The primary product of this project will be published descriptions of all species of catfishes that currently are undescribed. Additional products will be:
1. A website devoted to catfish diversity that will include a classification of catfishes, digital images of type-specimens coupled with live or well-preserved specimens, identification keys, distribution maps, a searchable bibliography of literature, and information on the project’s participants.
2. An electronic mail listserver to facilitate communication among catfish taxonomists,
3. New collections of catfishes from locations where undescribed species are likely to be found,
4. The training of students and postdoctoral associates in catfish taxonomy and systematics.

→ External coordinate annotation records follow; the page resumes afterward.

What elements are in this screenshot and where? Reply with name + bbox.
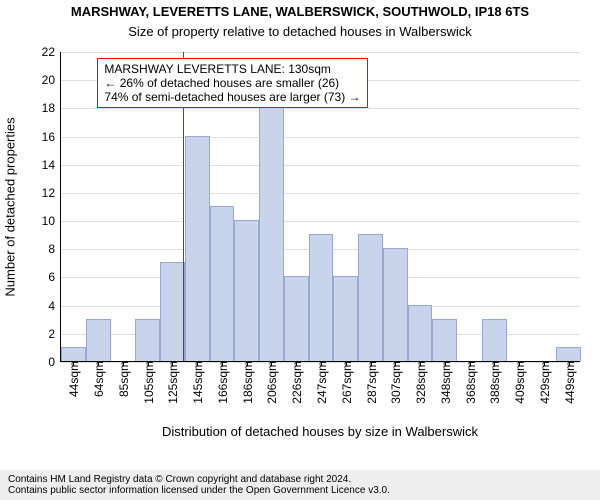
xtick-label: 85sqm <box>115 361 131 397</box>
y-axis-label: Number of detached properties <box>3 117 18 296</box>
ytick-label: 8 <box>48 242 61 256</box>
histogram-bar <box>284 276 309 361</box>
annotation-line-1: ← 26% of detached houses are smaller (26… <box>104 76 360 90</box>
ytick-label: 12 <box>42 186 61 200</box>
xtick-label: 287sqm <box>363 361 379 404</box>
histogram-bar <box>135 319 160 361</box>
plot-area: 024681012141618202244sqm64sqm85sqm105sqm… <box>60 52 580 362</box>
annotation-line-2: 74% of semi-detached houses are larger (… <box>104 90 360 104</box>
xtick-label: 388sqm <box>486 361 502 404</box>
histogram-bar <box>185 136 210 361</box>
ytick-label: 20 <box>42 73 61 87</box>
xtick-label: 328sqm <box>412 361 428 404</box>
gridline <box>61 165 580 166</box>
histogram-bar <box>482 319 507 361</box>
gridline <box>61 221 580 222</box>
chart-main-title: MARSHWAY, LEVERETTS LANE, WALBERSWICK, S… <box>0 4 600 19</box>
histogram-bar <box>432 319 457 361</box>
ytick-label: 4 <box>48 299 61 313</box>
ytick-label: 18 <box>42 101 61 115</box>
xtick-label: 348sqm <box>437 361 453 404</box>
xtick-label: 186sqm <box>239 361 255 404</box>
gridline <box>61 193 580 194</box>
xtick-label: 206sqm <box>263 361 279 404</box>
chart-subtitle: Size of property relative to detached ho… <box>0 24 600 39</box>
annotation-line-0: MARSHWAY LEVERETTS LANE: 130sqm <box>104 62 360 76</box>
chart-container: MARSHWAY, LEVERETTS LANE, WALBERSWICK, S… <box>0 0 600 500</box>
histogram-bar <box>210 206 235 361</box>
xtick-label: 368sqm <box>462 361 478 404</box>
histogram-bar <box>358 234 383 361</box>
footer-line-2: Contains public sector information licen… <box>8 485 592 496</box>
histogram-bar <box>61 347 86 361</box>
histogram-bar <box>309 234 334 361</box>
histogram-bar <box>86 319 111 361</box>
ytick-label: 6 <box>48 270 61 284</box>
xtick-label: 64sqm <box>90 361 106 397</box>
histogram-bar <box>234 220 259 361</box>
xtick-label: 166sqm <box>214 361 230 404</box>
ytick-label: 14 <box>42 158 61 172</box>
xtick-label: 409sqm <box>511 361 527 404</box>
ytick-label: 10 <box>42 214 61 228</box>
xtick-label: 267sqm <box>338 361 354 404</box>
xtick-label: 105sqm <box>140 361 156 404</box>
xtick-label: 44sqm <box>65 361 81 397</box>
footer-attribution: Contains HM Land Registry data © Crown c… <box>0 470 600 500</box>
x-axis-label: Distribution of detached houses by size … <box>60 424 580 439</box>
histogram-bar <box>556 347 581 361</box>
xtick-label: 307sqm <box>387 361 403 404</box>
gridline <box>61 52 580 53</box>
histogram-bar <box>383 248 408 361</box>
ytick-label: 2 <box>48 327 61 341</box>
histogram-bar <box>408 305 433 361</box>
xtick-label: 429sqm <box>536 361 552 404</box>
annotation-box: MARSHWAY LEVERETTS LANE: 130sqm← 26% of … <box>97 58 367 108</box>
ytick-label: 0 <box>48 355 61 369</box>
xtick-label: 247sqm <box>313 361 329 404</box>
xtick-label: 145sqm <box>189 361 205 404</box>
xtick-label: 449sqm <box>561 361 577 404</box>
footer-line-1: Contains HM Land Registry data © Crown c… <box>8 474 592 485</box>
histogram-bar <box>259 107 284 361</box>
gridline <box>61 108 580 109</box>
xtick-label: 125sqm <box>164 361 180 404</box>
ytick-label: 22 <box>42 45 61 59</box>
histogram-bar <box>160 262 185 361</box>
histogram-bar <box>333 276 358 361</box>
ytick-label: 16 <box>42 130 61 144</box>
gridline <box>61 137 580 138</box>
xtick-label: 226sqm <box>288 361 304 404</box>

In accordance with the objective of the BS&I Program, this project is restricted to species discovery and description. The program requires a high rate of productivity. The ALL CATFISH SPECIES PROJECT will facilitate the independent and original description of many undescribed catfish species already known to experts. It also will result in the discovery and description of unknown species of catfishes through careful review of unstudied catfish specimens already in natural history collections, and through targeted exploration and collecting at locations in South America, Africa and Asia known or expected to harbor diverse catfish faunas. In addition to its own field initiatives, this project will forge mutually productive links with several relevant ongoing or nascent projects of ichthyological exploration of catfish-rich waters.

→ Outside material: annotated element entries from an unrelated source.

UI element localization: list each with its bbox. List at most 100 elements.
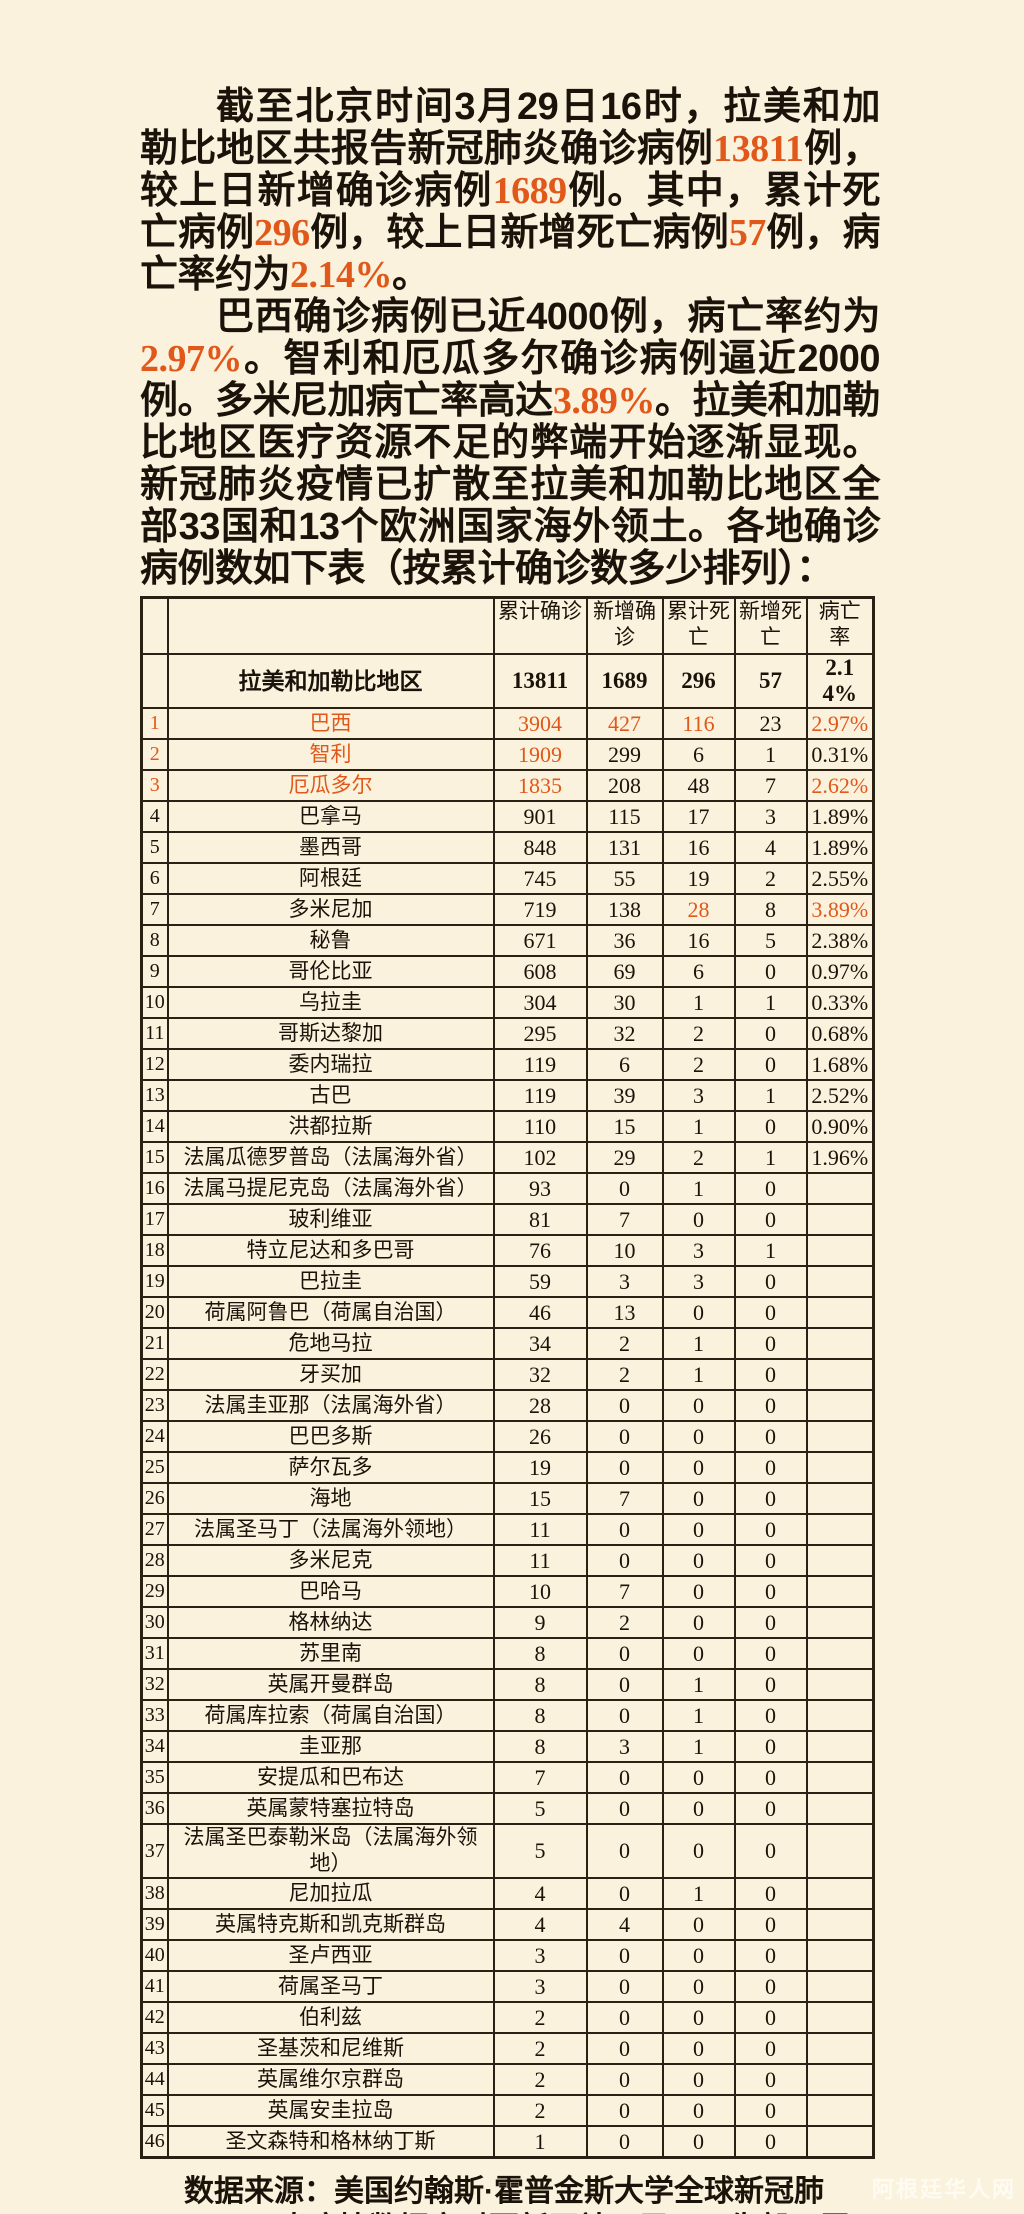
value-cell (805, 1877, 875, 1910)
value-cell: 0.90% (805, 1110, 875, 1143)
value-cell: 0 (661, 1823, 736, 1879)
value-cell: 1.96% (805, 1141, 875, 1174)
table-row: 40 圣卢西亚 3 0 0 0 (140, 1939, 875, 1972)
country-name-cell: 多米尼加 (166, 893, 495, 926)
table-row: 10 乌拉圭 304 30 1 1 0.33% (140, 986, 875, 1019)
value-cell: 30 (585, 986, 664, 1019)
rank-cell: 12 (140, 1048, 169, 1081)
content-column: 截至北京时间3月29日16时，拉美和加勒比地区共报告新冠肺炎确诊病例13811例… (140, 86, 881, 2214)
table-row: 44 英属维尔京群岛 2 0 0 0 (140, 2063, 875, 2096)
value-cell: 3.89% (805, 893, 875, 926)
value-cell: 0 (585, 1792, 664, 1825)
value-cell: 0.31% (805, 738, 875, 771)
value-cell: 119 (492, 1048, 588, 1081)
value-cell: 1 (492, 2125, 588, 2159)
table-row: 46 圣文森特和格林纳丁斯 1 0 0 0 (140, 2125, 875, 2159)
value-cell: 1.89% (805, 831, 875, 864)
value-cell: 1 (661, 1699, 736, 1732)
rank-cell: 6 (140, 862, 169, 895)
value-cell: 0 (661, 1420, 736, 1453)
text-segment: 。智利和厄瓜多尔确诊病例逼近2000例。多米尼加病亡率高达 (140, 338, 881, 422)
rank-cell: 4 (140, 800, 169, 833)
country-name-cell: 英属维尔京群岛 (166, 2063, 495, 2096)
value-cell: 0 (733, 1970, 808, 2003)
country-name-cell: 安提瓜和巴布达 (166, 1761, 495, 1794)
value-cell: 2 (661, 1141, 736, 1174)
value-cell: 0 (733, 1823, 808, 1879)
value-cell: 5 (492, 1823, 588, 1879)
table-row: 22 牙买加 32 2 1 0 (140, 1358, 875, 1391)
value-cell: 0 (733, 1908, 808, 1941)
value-cell (805, 2125, 875, 2159)
value-cell: 3 (661, 1234, 736, 1267)
table-row: 25 萨尔瓦多 19 0 0 0 (140, 1451, 875, 1484)
rank-cell: 27 (140, 1513, 169, 1546)
rank-cell: 33 (140, 1699, 169, 1732)
text-segment: 。拉美和加勒比地区医疗资源不足的弊端开始逐渐显现。新冠肺炎疫情已扩散至拉美和加勒… (140, 380, 881, 590)
value-cell: 119 (492, 1079, 588, 1112)
value-cell (805, 1606, 875, 1639)
value-cell: 4 (492, 1908, 588, 1941)
value-cell: 0 (661, 1939, 736, 1972)
table-row: 36 英属蒙特塞拉特岛 5 0 0 0 (140, 1792, 875, 1825)
country-name-cell: 巴西 (166, 707, 495, 740)
value-cell: 0 (585, 1637, 664, 1670)
value-cell: 1 (661, 1358, 736, 1391)
region-total-row: 拉美和加勒比地区 13811 1689 296 57 2.14% (140, 653, 875, 709)
country-name-cell: 法属圭亚那（法属海外省） (166, 1389, 495, 1422)
value-cell: 0 (733, 1668, 808, 1701)
value-cell: 2 (492, 2001, 588, 2034)
country-name-cell: 特立尼达和多巴哥 (166, 1234, 495, 1267)
table-row: 27 法属圣马丁（法属海外领地） 11 0 0 0 (140, 1513, 875, 1546)
table-row: 11 哥斯达黎加 295 32 2 0 0.68% (140, 1017, 875, 1050)
table-row: 1 巴西 3904 427 116 23 2.97% (140, 707, 875, 740)
value-cell: 0 (733, 1792, 808, 1825)
value-cell: 0 (733, 1606, 808, 1639)
value-cell: 2 (661, 1017, 736, 1050)
country-name-cell: 牙买加 (166, 1358, 495, 1391)
value-cell (805, 1389, 875, 1422)
rank-cell: 9 (140, 955, 169, 988)
value-cell: 1 (661, 1668, 736, 1701)
rank-cell: 36 (140, 1792, 169, 1825)
text-segment: 例，较上日新增确诊病例 (140, 128, 880, 212)
value-cell (805, 1420, 875, 1453)
value-cell: 0 (661, 1970, 736, 2003)
value-cell: 0 (585, 2001, 664, 2034)
table-row: 6 阿根廷 745 55 19 2 2.55% (140, 862, 875, 895)
value-cell (805, 1544, 875, 1577)
country-name-cell: 古巴 (166, 1079, 495, 1112)
value-cell: 4 (585, 1908, 664, 1941)
value-cell (805, 1327, 875, 1360)
value-cell (805, 1792, 875, 1825)
value-cell: 15 (585, 1110, 664, 1143)
country-name-cell: 法属瓜德罗普岛（法属海外省） (166, 1141, 495, 1174)
value-cell: 304 (492, 986, 588, 1019)
value-cell: 0 (733, 2001, 808, 2034)
value-cell: 0 (733, 1575, 808, 1608)
value-cell: 2 (492, 2063, 588, 2096)
rank-cell: 19 (140, 1265, 169, 1298)
rank-cell: 28 (140, 1544, 169, 1577)
value-cell: 32 (492, 1358, 588, 1391)
country-name-cell: 英属蒙特塞拉特岛 (166, 1792, 495, 1825)
value-cell: 0 (733, 1544, 808, 1577)
value-cell: 0 (733, 1327, 808, 1360)
value-cell: 16 (661, 924, 736, 957)
value-cell: 0 (733, 2125, 808, 2159)
value-cell: 0 (733, 1017, 808, 1050)
text-segment: 截至北京时间3月29日16时，拉美和加勒比地区共报告新冠肺炎确诊病例 (140, 86, 881, 170)
rank-cell: 5 (140, 831, 169, 864)
value-cell: 7 (492, 1761, 588, 1794)
text-segment: 巴西确诊病例已近4000例，病亡率约为 (216, 296, 881, 338)
value-cell: 131 (585, 831, 664, 864)
value-cell: 2 (585, 1358, 664, 1391)
table-row: 20 荷属阿鲁巴（荷属自治国） 46 13 0 0 (140, 1296, 875, 1329)
highlight-total-deaths: 296 (254, 212, 310, 254)
value-cell: 1835 (492, 769, 588, 802)
country-name-cell: 圭亚那 (166, 1730, 495, 1763)
value-cell: 5 (733, 924, 808, 957)
text-segment: 。 (392, 254, 430, 296)
value-cell: 0 (661, 1575, 736, 1608)
value-cell (805, 1939, 875, 1972)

We plan to develop a method for rapid, peer-reviewed publication of species descriptions at no publication cost to authors or their institutions. All manuscripts accepted for publication will be posted on the project’s web site, where additional images or other material related to the species descriptions can be posted. Some participants also may choose to author catfish pages for the separate web-based Tree of Life; see (http://tolweb.org/tree/phylogeny.html).
Funds will be available for participants to travel to museums and/or to conduct fieldwork, and for printing costs related to the publication of species descriptions. The project will also sponsor workshops for participants. This project cannot fund studies that are limited to higher-level catfish phylogeny, molecular diversity and evolution, or ecology. Although investigations of these and other aspects of catfish biology are of interest to all of us, they are beyond the scope of the BS&I program.

We seek to be inclusive of taxonomists who are actively working on catfish species and we expect a large number of participants. Toward that end, we invite your participation, and your questions and comments. If you choose to participate, please let us know by July 15 and indicate the catfish genera and families that you work on. We will contact you again about the level of your participation and funding opportunities.

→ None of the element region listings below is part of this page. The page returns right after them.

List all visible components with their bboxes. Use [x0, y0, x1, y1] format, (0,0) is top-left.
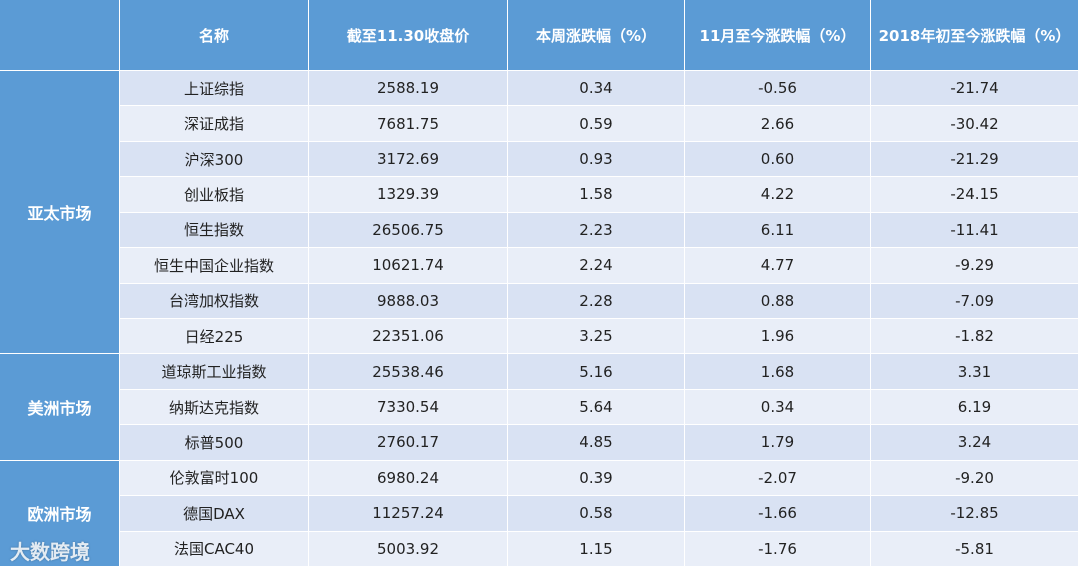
value-cell: 22351.06	[309, 319, 507, 354]
value-cell: 0.34	[508, 71, 684, 106]
index-name: 沪深300	[120, 141, 308, 177]
value-cell: 0.59	[508, 106, 684, 141]
group-label: 亚太市场	[0, 71, 119, 354]
index-name: 道琼斯工业指数	[120, 354, 308, 389]
column-header: 2018年初至今涨跌幅（%）	[871, 0, 1078, 70]
value-cell: 11257.24	[309, 496, 507, 531]
value-cell: 9888.03	[309, 283, 507, 318]
value-cell: 0.58	[508, 496, 684, 531]
value-cell: 0.39	[508, 460, 684, 496]
value-cell: 3172.69	[309, 141, 507, 177]
value-cell: 2.23	[508, 212, 684, 248]
value-cell: 25538.46	[309, 354, 507, 389]
index-name: 纳斯达克指数	[120, 389, 308, 425]
value-cell: 2588.19	[309, 71, 507, 106]
index-name: 台湾加权指数	[120, 283, 308, 318]
value-cell: 5.64	[508, 389, 684, 425]
value-cell: -1.82	[871, 319, 1078, 354]
value-cell: 1329.39	[309, 177, 507, 212]
value-cell: 3.25	[508, 319, 684, 354]
value-cell: 1.68	[685, 354, 870, 389]
index-name: 上证综指	[120, 71, 308, 106]
index-name: 德国DAX	[120, 496, 308, 531]
value-cell: 7681.75	[309, 106, 507, 141]
value-cell: -12.85	[871, 496, 1078, 531]
index-name: 恒生中国企业指数	[120, 248, 308, 283]
value-cell: 26506.75	[309, 212, 507, 248]
value-cell: 4.77	[685, 248, 870, 283]
value-cell: 2760.17	[309, 425, 507, 460]
value-cell: 1.15	[508, 531, 684, 566]
value-cell: 4.22	[685, 177, 870, 212]
value-cell: -21.29	[871, 141, 1078, 177]
watermark: 大数跨境	[10, 540, 90, 564]
index-name: 标普500	[120, 425, 308, 460]
index-name: 日经225	[120, 319, 308, 354]
value-cell: -5.81	[871, 531, 1078, 566]
value-cell: 7330.54	[309, 389, 507, 425]
value-cell: 5.16	[508, 354, 684, 389]
index-name: 创业板指	[120, 177, 308, 212]
value-cell: 6.11	[685, 212, 870, 248]
value-cell: 6.19	[871, 389, 1078, 425]
group-label: 美洲市场	[0, 354, 119, 460]
value-cell: -1.66	[685, 496, 870, 531]
column-header: 名称	[120, 0, 308, 70]
value-cell: 0.34	[685, 389, 870, 425]
index-name: 恒生指数	[120, 212, 308, 248]
value-cell: 2.28	[508, 283, 684, 318]
value-cell: -30.42	[871, 106, 1078, 141]
value-cell: -9.20	[871, 460, 1078, 496]
value-cell: 0.88	[685, 283, 870, 318]
value-cell: 3.24	[871, 425, 1078, 460]
value-cell: 4.85	[508, 425, 684, 460]
value-cell: 2.24	[508, 248, 684, 283]
value-cell: 2.66	[685, 106, 870, 141]
value-cell: 5003.92	[309, 531, 507, 566]
column-header: 截至11.30收盘价	[309, 0, 507, 70]
value-cell: 3.31	[871, 354, 1078, 389]
group-label: 欧洲市场	[0, 460, 119, 566]
value-cell: -24.15	[871, 177, 1078, 212]
column-header: 11月至今涨跌幅（%）	[685, 0, 870, 70]
value-cell: 6980.24	[309, 460, 507, 496]
value-cell: -0.56	[685, 71, 870, 106]
value-cell: 10621.74	[309, 248, 507, 283]
value-cell: -1.76	[685, 531, 870, 566]
value-cell: 1.96	[685, 319, 870, 354]
value-cell: -11.41	[871, 212, 1078, 248]
column-header: 本周涨跌幅（%）	[508, 0, 684, 70]
value-cell: -21.74	[871, 71, 1078, 106]
index-name: 伦敦富时100	[120, 460, 308, 496]
value-cell: 1.58	[508, 177, 684, 212]
value-cell: 0.60	[685, 141, 870, 177]
index-name: 法国CAC40	[120, 531, 308, 566]
header-blank	[0, 0, 119, 70]
index-name: 深证成指	[120, 106, 308, 141]
value-cell: -9.29	[871, 248, 1078, 283]
value-cell: -7.09	[871, 283, 1078, 318]
value-cell: 0.93	[508, 141, 684, 177]
value-cell: -2.07	[685, 460, 870, 496]
value-cell: 1.79	[685, 425, 870, 460]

We will involve catfish taxonomists around the world and will appreciate receiving from you a list of catfish taxonomists (including students) whom you believe should be included (see our preliminary list below). Please send us the names, addresses, and email addresses for additional active catfish taxonomists whom you think should be involved and indicate the genera/families of catfishes under study by them.

For those of you attending the ASIH meeting in Kansas City, we will meet as a group from 6-8pm on Friday, July 5, in the Senators Room on the 5th Floor of the Conference Hotel. Please plan to attend and bring your questions and suggestions for the project.

Thank you for your cooperation and we look forward to your active participation in documenting catfish species of the world. We expect this project to generate a huge amount of scientific information on catfishes and to lead to a greater understanding and appreciation of biodiversity. We also are hopeful that ALL CATFISH SPECIES will serve as a model for other all-species global inventories.